Several new programs started this semester in the College of Liberal Arts were initiated to enrich the quality of its students’ education.
The Experiential Learning Program, planned at Temple since January 2000, is one such program. Through experiential learning, students combine textbook knowledge acquired in the classroom with real-life experiences obtained elsewhere.
“Students go into the community and apply what they learned in class to the real world,” said Lori Pompa, Director of Experiential Learning.
Several forms of experiential learning exist. Through internships, a student spends a semester working in a field related to his or her major for university credit. Often, classroom instruction complements the internship.

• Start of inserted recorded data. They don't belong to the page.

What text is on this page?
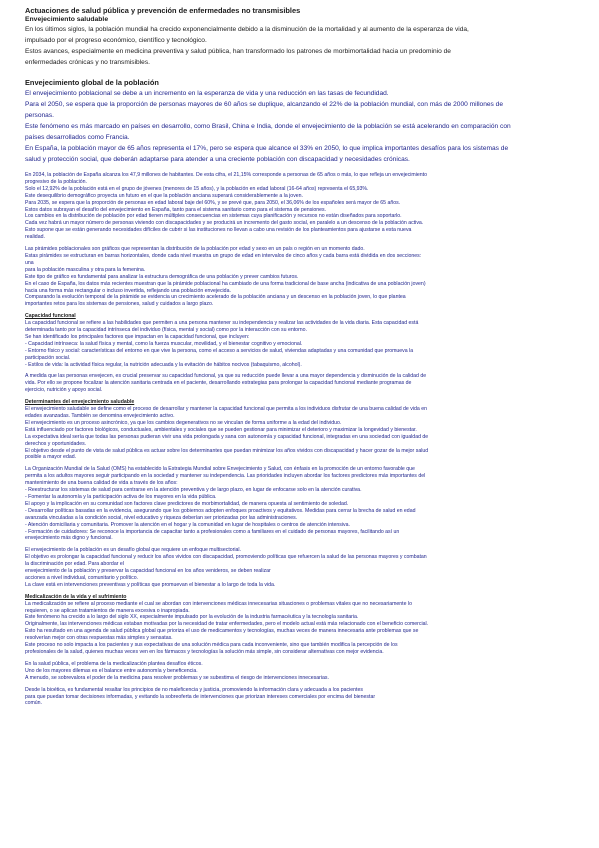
Actuaciones de salud pública y prevención de enfermedades no transmisibles

Envejecimiento saludable

En los últimos siglos, la población mundial ha crecido exponencialmente debido a la disminución de la mortalidad y al aumento de la esperanza de vida,

impulsado por el progreso económico, científico y tecnológico.

Estos avances, especialmente en medicina preventiva y salud pública, han transformado los patrones de morbimortalidad hacia un predominio de

enfermedades crónicas y no transmisibles.

Envejecimiento global de la población

El envejecimiento poblacional se debe a un incremento en la esperanza de vida y una reducción en las tasas de fecundidad.

Para el 2050, se espera que la proporción de personas mayores de 60 años se duplique, alcanzando el 22% de la población mundial, con más de 2000 millones de

personas.

Este fenómeno es más marcado en países en desarrollo, como Brasil, China e India, donde el envejecimiento de la población se está acelerando en comparación con

países desarrollados como Francia.

En España, la población mayor de 65 años representa el 17%, pero se espera que alcance el 33% en 2050, lo que implica importantes desafíos para los sistemas de

salud y protección social, que deberán adaptarse para atender a una creciente población con discapacidad y necesidades crónicas.

En 2034, la población de España alcanza los 47,9 millones de habitantes. De esta cifra, el 21,15% corresponde a personas de 65 años o más, lo que refleja un envejecimiento

progresivo de la población.

Solo el 12,92% de la población está en el grupo de jóvenes (menores de 15 años), y la población en edad laboral (16-64 años) representa el 65,93%.

Este desequilibrio demográfico proyecta un futuro en el que la población anciana superará considerablemente a la joven.

Para 2035, se espera que la proporción de personas en edad laboral baje del 60%, y se prevé que, para 2050, el 36,06% de los españoles será mayor de 65 años.

Estos datos subrayan el desafío del envejecimiento en España, tanto para el sistema sanitario como para el sistema de pensiones.

Los cambios en la distribución de población por edad tienen múltiples consecuencias en sistemas cuya planificación y recursos no están diseñados para soportarlo.

Cada vez habrá un mayor número de personas viviendo con discapacidades y se producirá un incremento del gasto social, en paralelo a un descenso de la población activa.

Esto supone que se están generando necesidades difíciles de cubrir si las instituciones no llevan a cabo una revisión de los planteamientos para ajustarse a esta nueva

realidad.

Las pirámides poblacionales son gráficos que representan la distribución de la población por edad y sexo en un país o región en un momento dado.

Estas pirámides se estructuran en barras horizontales, donde cada nivel muestra un grupo de edad en intervalos de cinco años y cada barra está dividida en dos secciones:

una

para la población masculina y otra para la femenina.

Este tipo de gráfico es fundamental para analizar la estructura demográfica de una población y prever cambios futuros.

En el caso de España, los datos más recientes muestran que la pirámide poblacional ha cambiado de una forma tradicional de base ancha (indicativa de una población joven)

hacia una forma más rectangular o incluso invertida, reflejando una población envejecida.

Comparando la evolución temporal de la pirámide se evidencia un crecimiento acelerado de la población anciana y un descenso en la población joven, lo que plantea

importantes retos para los sistemas de pensiones, salud y cuidados a largo plazo.

Capacidad funcional

La capacidad funcional se refiere a las habilidades que permiten a una persona mantener su independencia y realizar las actividades de la vida diaria. Esta capacidad está

determinada tanto por la capacidad intrínseca del individuo (física, mental y social) como por la interacción con su entorno.

Se han identificado los principales factores que impactan en la capacidad funcional, que incluyen:

- Capacidad intrínseca: la salud física y mental, como la fuerza muscular, movilidad, y el bienestar cognitivo y emocional.

- Entorno físico y social: características del entorno en que vive la persona, como el acceso a servicios de salud, viviendas adaptadas y una comunidad que promueva la

participación social.

- Estilos de vida: la actividad física regular, la nutrición adecuada y la evitación de hábitos nocivos (tabaquismo, alcohol).

A medida que las personas envejecen, es crucial preservar su capacidad funcional, ya que su reducción puede llevar a una mayor dependencia y disminución de la calidad de

vida. Por ello se propone focalizar la atención sanitaria centrada en el paciente, desarrollando estrategias para prolongar la capacidad funcional mediante programas de

ejercicio, nutrición y apoyo social.

Determinantes del envejecimiento saludable

El envejecimiento saludable se define como el proceso de desarrollar y mantener la capacidad funcional que permita a los individuos disfrutar de una buena calidad de vida en

edades avanzadas. También se denomina envejecimiento activo.

El envejecimiento es un proceso asincrónico, ya que los cambios degenerativos no se vinculan de forma uniforme a la edad del individuo.

Está influenciado por factores biológicos, conductuales, ambientales y sociales que se pueden gestionar para minimizar el deterioro y maximizar la longevidad y bienestar.

La expectativa ideal sería que todas las personas pudieran vivir una vida prolongada y sana con autonomía y capacidad funcional, integradas en una sociedad con igualdad de

derechos y oportunidades.

El objetivo desde el punto de vista de salud pública es actuar sobre los determinantes que puedan minimizar los años vividos con discapacidad y hacer gozar de la mejor salud

posible a mayor edad.

La Organización Mundial de la Salud (OMS) ha establecido la Estrategia Mundial sobre Envejecimiento y Salud, con énfasis en la promoción de un entorno favorable que

permita a los adultos mayores seguir participando en la sociedad y mantener su independencia. Las prioridades incluyen abordar los factores predictores más importantes del

mantenimiento de una buena calidad de vida a través de los años:

- Reestructurar los sistemas de salud para centrarse en la atención preventiva y de largo plazo, en lugar de enfocarse solo en la atención curativa.

- Fomentar la autonomía y la participación activa de los mayores en la vida pública.

El apoyo y la implicación en su comunidad son factores clave predictores de morbimortalidad, de manera opuesta al sentimiento de soledad.

- Desarrollar políticas basadas en la evidencia, asegurando que los gobiernos adopten enfoques proactivos y equitativos. Medidas para cerrar la brecha de salud en edad

avanzada vinculadas a la condición social, nivel educativo y riqueza deberían ser priorizadas por las administraciones.

- Atención domiciliaria y comunitaria. Promover la atención en el hogar y la comunidad en lugar de hospitales o centros de atención intensiva.

- Formación de cuidadores: Se reconoce la importancia de capacitar tanto a profesionales como a familiares en el cuidado de personas mayores, facilitando así un

envejecimiento más digno y funcional.

El envejecimiento de la población es un desafío global que requiere un enfoque multisectorial.

El objetivo es prolongar la capacidad funcional y reducir los años vividos con discapacidad, promoviendo políticas que refuercen la salud de las personas mayores y combatan

la discriminación por edad. Para abordar el

envejecimiento de la población y preservar la capacidad funcional en los años venideros, se deben realizar

acciones a nivel individual, comunitario y político.

La clave está en intervenciones preventivas y políticas que promuevan el bienestar a lo largo de toda la vida.

Medicalización de la vida y el sufrimiento

La medicalización se refiere al proceso mediante el cual se abordan con intervenciones médicas innecesarias situaciones o problemas vitales que no necesariamente lo

requieren, o se aplican tratamientos de manera excesiva o inapropiada.

Este fenómeno ha crecido a lo largo del siglo XX, especialmente impulsado por la evolución de la industria farmacéutica y la tecnología sanitaria.

Originalmente, las intervenciones médicas estaban motivadas por la necesidad de tratar enfermedades, pero el modelo actual está más relacionado con el beneficio comercial.

Esto ha resultado en una agenda de salud pública global que prioriza el uso de medicamentos y tecnologías, muchas veces de manera innecesaria ante problemas que se

resolverían mejor con otras respuestas más simples y sensatas.

Este proceso no solo impacta a los pacientes y sus expectativas de una solución médica para cada inconveniente, sino que también modifica la percepción de los

profesionales de la salud, quienes muchas veces ven en los fármacos y tecnologías la solución más simple, sin considerar alternativas con mejor evidencia.

En la salud pública, el problema de la medicalización plantea desafíos éticos.

Uno de los mayores dilemas es el balance entre autonomía y beneficencia.

A menudo, se sobrevalora el poder de la medicina para resolver problemas y se subestima el riesgo de intervenciones innecesarias.

Desde la bioética, es fundamental resaltar los principios de no maleficencia y justicia, promoviendo la información clara y adecuada a los pacientes

para que puedan tomar decisiones informadas, y evitando la sobreoferta de intervenciones que priorizan intereses comerciales por encima del bienestar

común.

In service learning, students perform community service related to the content of a particular course. Such service often involves tutoring students, working with the homeless or assisting adults who have trouble reading. The activities of the students assist both individuals and the community as a whole in a reciprocated manner.
“Each party involved in service learning receives something from it. Everyone has something to provide and something to give back,” said Pompa.
Fieldtrips in which students visit places that relate to the material that they learn in their classes also fall under the category of experiential learning.
Experiential learning classes at Temple encompass a wide variety of majors and fields. In the Political Science department, Professors Robin Kolodny and Sandra Suàrez teach Campaign 2000, a class involving both an instruction component and an internship component in which students worked with various campaigns throughout the tri-state area, documenting their experiences.
While interning for various candidates, students performed many different tasks, ranging from answering phones to fundraising. Junior Matt Noel worked with the Senatorial campaign for Ron Klink and his assistance was warmly received.
“Klink’s campaign wasn’t as organized as others, so they were glad for my help, and I was given many assignments and lots of responsibilities,” he said.
Overall, students had differing feelings towards their stints as interns, but many agreed that the experience had its benefits.
“Whether the experience was good or bad, we’re all now informed on what a campaign is really like and how it operates,” said senior Political Science student Aviva Kievsky.
Adds sophomore Mike Pilla, “Before I took this class, I wasn’t sure whether I wanted to be involved with politics. I still love politics, but I realized that I didn’t want to be involved in it because of the pressure.”
Other experiential learning classes throughout the university include Dr. Evelyn Tribble’s English class in which students interested in education learn how to teach Shakespeare in a classroom setting. The class meets twice a week: once in a classroom at Temple and once at Bache-Martin Middle School, where they teach fifth graders how to perform a scene from Macbeth.
“This offers students a learning experience, letting them know what it’s like to be in a classroom,” Tribble said.
Also, the John S. and James L. Knight Foundation awarded the university’s Institute for Literature, Literacy, and Culture a $600,000 grant to fund the Literacy in Action: Writing Beyond the Curriculum program. This program, a subset of the University Writing Program, links Temple students with other college students, high school students and those in the community that need literacy assistance.
“The goal of the Writing Beyond the Curriculum program is to show students how literacy operates in the real world and to convince students that writing matters in their lives,” said University Writing Director Eli Goldblatt. “The biggest thing that students find out after graduation is that writing, reading and oral communication are essential, and this is true for all respects of life and in all careers.”
The Writing Beyond the Curriculum program borrows several aspects from the experiential learning program, most notably service learning. Temple students go into local elementary and high schools and tutor children and adolescents. Students also tutor older immigrants in English through Project SHINE.
The Knight Foundation grant also helps to fund the Writing Associates Program. started in the fall of 1999, students are trained to tutor their peers in First Year Composition. The grant will help expand the tutoring to provide assistance to students who have difficulty in their Intellectual Heritage classes.
In addition, the grant will fund the implementation of several new Writing-Intensive experiential learning classes throughout the College of Liberal Arts, with a special emphasis on service learning partnerships with various government offices, workplaces and other important community institutions. The grant will also help expand the Teaching English to Speakers of Other Languages (TESOL) program, allowing Temple to appoint a Director of ESL (English as a Second Language) to improve tutoring and other academic resources to students from other countries.
A community press founded by the Institute, the New City Press, also receives funding from the grant. Founded in 1998, the New City Press has published several projects, most recently the Open City Journal. This journal contains works by Temple students, professors, and members of the surrounding communities participating in various literacy projects.